I have been given a second chance at life, and I have no intention of wasting a second of it. With some physical training, since my lung disease took severe toll on my physical condition, I hope to complete the Hustle Up the Hancock in Chicago next year, where participants climb 94 stories of stairs to observation deck. Before my transplant I could barely climb one flight, 94 stories would be a huge accomplishment. Right now, however, I am happy just to be able to climb one flight without becoming short of breath. Even this ability is new since the transplant. Last month, I was taking the elevator everywhere or stopping every five steps to stop and catch my breath. Keeping up with my friends and colleagues was impossible.
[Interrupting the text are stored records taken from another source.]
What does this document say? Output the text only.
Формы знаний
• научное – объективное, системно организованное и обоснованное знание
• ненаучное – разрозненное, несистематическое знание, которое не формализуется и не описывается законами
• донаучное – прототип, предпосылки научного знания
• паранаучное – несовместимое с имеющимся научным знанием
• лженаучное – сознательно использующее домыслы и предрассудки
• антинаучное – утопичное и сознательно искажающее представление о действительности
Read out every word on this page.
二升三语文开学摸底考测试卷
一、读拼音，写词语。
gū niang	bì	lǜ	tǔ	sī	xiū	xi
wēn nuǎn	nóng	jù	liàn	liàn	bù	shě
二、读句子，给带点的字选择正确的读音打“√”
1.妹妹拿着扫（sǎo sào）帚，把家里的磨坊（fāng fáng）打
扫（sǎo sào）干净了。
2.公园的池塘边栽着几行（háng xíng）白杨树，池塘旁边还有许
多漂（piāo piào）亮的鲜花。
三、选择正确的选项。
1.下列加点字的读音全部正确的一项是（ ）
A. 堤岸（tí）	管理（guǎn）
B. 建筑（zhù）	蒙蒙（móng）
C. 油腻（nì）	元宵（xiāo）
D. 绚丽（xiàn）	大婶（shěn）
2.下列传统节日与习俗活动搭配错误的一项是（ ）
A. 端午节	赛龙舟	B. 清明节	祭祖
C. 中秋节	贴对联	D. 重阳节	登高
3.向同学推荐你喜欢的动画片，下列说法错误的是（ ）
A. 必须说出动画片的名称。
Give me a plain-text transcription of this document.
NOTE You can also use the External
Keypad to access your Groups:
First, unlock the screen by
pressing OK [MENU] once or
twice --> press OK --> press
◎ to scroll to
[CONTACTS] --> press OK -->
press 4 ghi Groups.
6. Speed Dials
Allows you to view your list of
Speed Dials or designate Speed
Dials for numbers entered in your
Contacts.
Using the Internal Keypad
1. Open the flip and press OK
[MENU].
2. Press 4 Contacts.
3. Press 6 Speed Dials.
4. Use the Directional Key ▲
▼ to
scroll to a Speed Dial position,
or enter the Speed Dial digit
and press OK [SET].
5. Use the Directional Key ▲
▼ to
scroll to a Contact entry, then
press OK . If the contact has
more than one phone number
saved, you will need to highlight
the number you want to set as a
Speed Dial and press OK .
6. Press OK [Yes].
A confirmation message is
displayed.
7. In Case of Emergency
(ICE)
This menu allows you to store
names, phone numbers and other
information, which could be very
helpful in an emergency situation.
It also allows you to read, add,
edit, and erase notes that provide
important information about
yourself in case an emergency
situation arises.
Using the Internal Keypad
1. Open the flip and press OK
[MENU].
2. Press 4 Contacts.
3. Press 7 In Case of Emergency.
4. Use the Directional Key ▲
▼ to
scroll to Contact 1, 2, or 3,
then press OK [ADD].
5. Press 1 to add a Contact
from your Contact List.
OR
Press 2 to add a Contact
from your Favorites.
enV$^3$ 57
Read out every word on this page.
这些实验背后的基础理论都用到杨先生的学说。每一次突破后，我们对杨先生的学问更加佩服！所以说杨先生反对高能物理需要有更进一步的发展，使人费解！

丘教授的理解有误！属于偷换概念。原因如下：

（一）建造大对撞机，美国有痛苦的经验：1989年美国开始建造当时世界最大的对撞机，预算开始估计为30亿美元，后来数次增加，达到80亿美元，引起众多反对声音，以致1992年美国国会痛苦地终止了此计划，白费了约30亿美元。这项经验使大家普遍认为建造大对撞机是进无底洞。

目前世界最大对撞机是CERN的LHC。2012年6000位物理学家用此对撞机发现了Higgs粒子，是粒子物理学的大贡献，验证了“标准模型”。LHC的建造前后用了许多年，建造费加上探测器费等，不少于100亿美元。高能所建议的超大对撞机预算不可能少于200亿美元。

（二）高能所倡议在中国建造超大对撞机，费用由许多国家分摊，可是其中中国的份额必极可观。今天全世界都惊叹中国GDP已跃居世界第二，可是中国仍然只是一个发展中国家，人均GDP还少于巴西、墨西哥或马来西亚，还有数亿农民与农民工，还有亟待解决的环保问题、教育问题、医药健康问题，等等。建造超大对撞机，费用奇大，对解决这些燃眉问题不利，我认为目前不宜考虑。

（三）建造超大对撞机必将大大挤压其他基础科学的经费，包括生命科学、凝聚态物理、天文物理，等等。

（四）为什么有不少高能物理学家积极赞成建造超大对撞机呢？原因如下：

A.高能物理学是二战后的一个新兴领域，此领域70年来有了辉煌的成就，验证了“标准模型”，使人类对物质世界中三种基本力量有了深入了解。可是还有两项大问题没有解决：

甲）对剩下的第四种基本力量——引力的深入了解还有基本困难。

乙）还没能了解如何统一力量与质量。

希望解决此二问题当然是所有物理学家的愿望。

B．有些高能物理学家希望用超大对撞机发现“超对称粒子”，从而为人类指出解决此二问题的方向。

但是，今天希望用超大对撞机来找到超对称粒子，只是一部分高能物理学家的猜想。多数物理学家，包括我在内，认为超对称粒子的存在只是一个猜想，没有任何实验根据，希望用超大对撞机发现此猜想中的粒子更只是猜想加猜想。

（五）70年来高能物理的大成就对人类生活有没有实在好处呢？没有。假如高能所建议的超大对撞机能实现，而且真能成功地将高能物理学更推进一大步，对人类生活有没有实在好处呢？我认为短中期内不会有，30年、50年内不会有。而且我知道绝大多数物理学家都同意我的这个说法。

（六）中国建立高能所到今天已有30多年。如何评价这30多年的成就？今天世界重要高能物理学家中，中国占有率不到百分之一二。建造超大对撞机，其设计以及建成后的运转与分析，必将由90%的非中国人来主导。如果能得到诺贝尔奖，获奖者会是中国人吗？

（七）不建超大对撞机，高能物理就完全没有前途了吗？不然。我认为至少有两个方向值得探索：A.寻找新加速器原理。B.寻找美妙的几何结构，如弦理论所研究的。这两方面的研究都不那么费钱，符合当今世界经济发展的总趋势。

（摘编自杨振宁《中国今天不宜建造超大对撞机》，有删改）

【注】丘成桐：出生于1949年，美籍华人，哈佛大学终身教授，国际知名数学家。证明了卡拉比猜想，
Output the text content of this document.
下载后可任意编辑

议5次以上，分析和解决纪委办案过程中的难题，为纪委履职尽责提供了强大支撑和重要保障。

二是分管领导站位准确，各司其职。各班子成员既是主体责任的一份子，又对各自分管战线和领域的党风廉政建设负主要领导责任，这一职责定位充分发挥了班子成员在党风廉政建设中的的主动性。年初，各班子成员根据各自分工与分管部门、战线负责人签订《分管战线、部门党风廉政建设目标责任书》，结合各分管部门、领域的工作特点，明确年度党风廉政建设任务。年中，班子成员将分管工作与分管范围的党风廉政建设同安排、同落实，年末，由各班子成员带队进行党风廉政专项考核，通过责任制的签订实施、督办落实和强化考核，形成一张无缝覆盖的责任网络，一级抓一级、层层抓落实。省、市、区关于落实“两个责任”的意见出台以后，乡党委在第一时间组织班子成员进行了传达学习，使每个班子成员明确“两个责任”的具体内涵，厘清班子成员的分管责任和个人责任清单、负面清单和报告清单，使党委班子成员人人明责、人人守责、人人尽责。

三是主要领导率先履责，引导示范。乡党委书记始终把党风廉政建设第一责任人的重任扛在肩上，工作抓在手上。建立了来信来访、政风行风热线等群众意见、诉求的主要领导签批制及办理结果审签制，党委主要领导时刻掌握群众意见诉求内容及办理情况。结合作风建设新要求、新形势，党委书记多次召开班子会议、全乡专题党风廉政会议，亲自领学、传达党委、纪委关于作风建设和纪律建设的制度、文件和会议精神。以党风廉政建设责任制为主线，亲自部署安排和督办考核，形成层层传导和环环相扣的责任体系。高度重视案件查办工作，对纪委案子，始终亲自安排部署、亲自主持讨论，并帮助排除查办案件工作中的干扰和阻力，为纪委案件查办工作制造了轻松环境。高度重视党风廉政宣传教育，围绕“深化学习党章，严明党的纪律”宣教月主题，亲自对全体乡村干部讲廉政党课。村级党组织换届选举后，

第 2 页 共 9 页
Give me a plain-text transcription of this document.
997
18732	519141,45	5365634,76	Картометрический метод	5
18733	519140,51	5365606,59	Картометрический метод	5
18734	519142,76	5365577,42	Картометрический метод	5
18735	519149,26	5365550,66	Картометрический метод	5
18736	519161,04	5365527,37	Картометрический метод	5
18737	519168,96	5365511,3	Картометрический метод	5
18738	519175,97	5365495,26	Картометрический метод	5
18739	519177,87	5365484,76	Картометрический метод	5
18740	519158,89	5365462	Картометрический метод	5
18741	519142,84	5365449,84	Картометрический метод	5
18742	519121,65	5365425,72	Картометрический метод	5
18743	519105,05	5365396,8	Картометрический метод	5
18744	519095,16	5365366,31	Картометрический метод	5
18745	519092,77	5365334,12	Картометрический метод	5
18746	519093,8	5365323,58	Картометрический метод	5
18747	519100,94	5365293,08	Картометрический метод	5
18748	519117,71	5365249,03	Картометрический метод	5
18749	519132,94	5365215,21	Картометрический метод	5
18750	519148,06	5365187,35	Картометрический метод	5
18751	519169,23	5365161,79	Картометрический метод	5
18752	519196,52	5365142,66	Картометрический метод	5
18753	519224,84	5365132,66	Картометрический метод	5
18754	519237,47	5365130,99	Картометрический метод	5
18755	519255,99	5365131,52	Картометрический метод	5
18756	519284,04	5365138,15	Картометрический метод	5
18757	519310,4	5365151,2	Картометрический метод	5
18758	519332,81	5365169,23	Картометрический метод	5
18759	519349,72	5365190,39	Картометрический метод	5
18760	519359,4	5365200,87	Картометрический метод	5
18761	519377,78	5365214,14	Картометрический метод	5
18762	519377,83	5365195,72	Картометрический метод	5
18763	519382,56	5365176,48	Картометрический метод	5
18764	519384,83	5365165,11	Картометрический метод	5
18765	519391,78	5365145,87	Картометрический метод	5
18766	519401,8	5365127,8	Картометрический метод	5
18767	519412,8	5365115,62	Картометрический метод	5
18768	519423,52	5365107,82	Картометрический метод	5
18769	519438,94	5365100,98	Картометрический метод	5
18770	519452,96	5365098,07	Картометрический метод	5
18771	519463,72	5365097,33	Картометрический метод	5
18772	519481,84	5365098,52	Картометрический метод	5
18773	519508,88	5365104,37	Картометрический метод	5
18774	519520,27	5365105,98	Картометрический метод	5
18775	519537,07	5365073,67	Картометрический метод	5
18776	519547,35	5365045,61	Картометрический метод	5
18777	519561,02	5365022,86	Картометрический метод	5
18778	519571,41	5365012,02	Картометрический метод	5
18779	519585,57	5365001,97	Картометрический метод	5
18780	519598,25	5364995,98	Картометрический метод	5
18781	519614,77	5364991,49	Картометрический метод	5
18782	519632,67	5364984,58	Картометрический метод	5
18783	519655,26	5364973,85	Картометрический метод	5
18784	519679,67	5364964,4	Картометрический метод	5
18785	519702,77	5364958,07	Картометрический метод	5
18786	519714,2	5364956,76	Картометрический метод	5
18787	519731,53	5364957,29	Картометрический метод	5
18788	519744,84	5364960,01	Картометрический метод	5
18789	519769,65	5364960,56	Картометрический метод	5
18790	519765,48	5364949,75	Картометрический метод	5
While I know your decision to donate your loved one’s organs must have been very difficult, I also want you to know what a difference your decision has made in my life. I now have the hope of living a more normal and active life. Regardless of how normal my new life ends up being, it will be a better life than what I was living, and I will be alive. I will never be able to fully express my gratitude to you for giving me this opportunity. I realized that you are going through a difficult time with the loss of your loved one and I respect your right to privacy, but I would really like to know where the miracle that I received came from. I have absolutely no information about your family or loved one. I hope the information that I have provided to you brings you some solace that some good came out of this tragedy. Thank you for making the decision to save my life, the life of someone you have never met.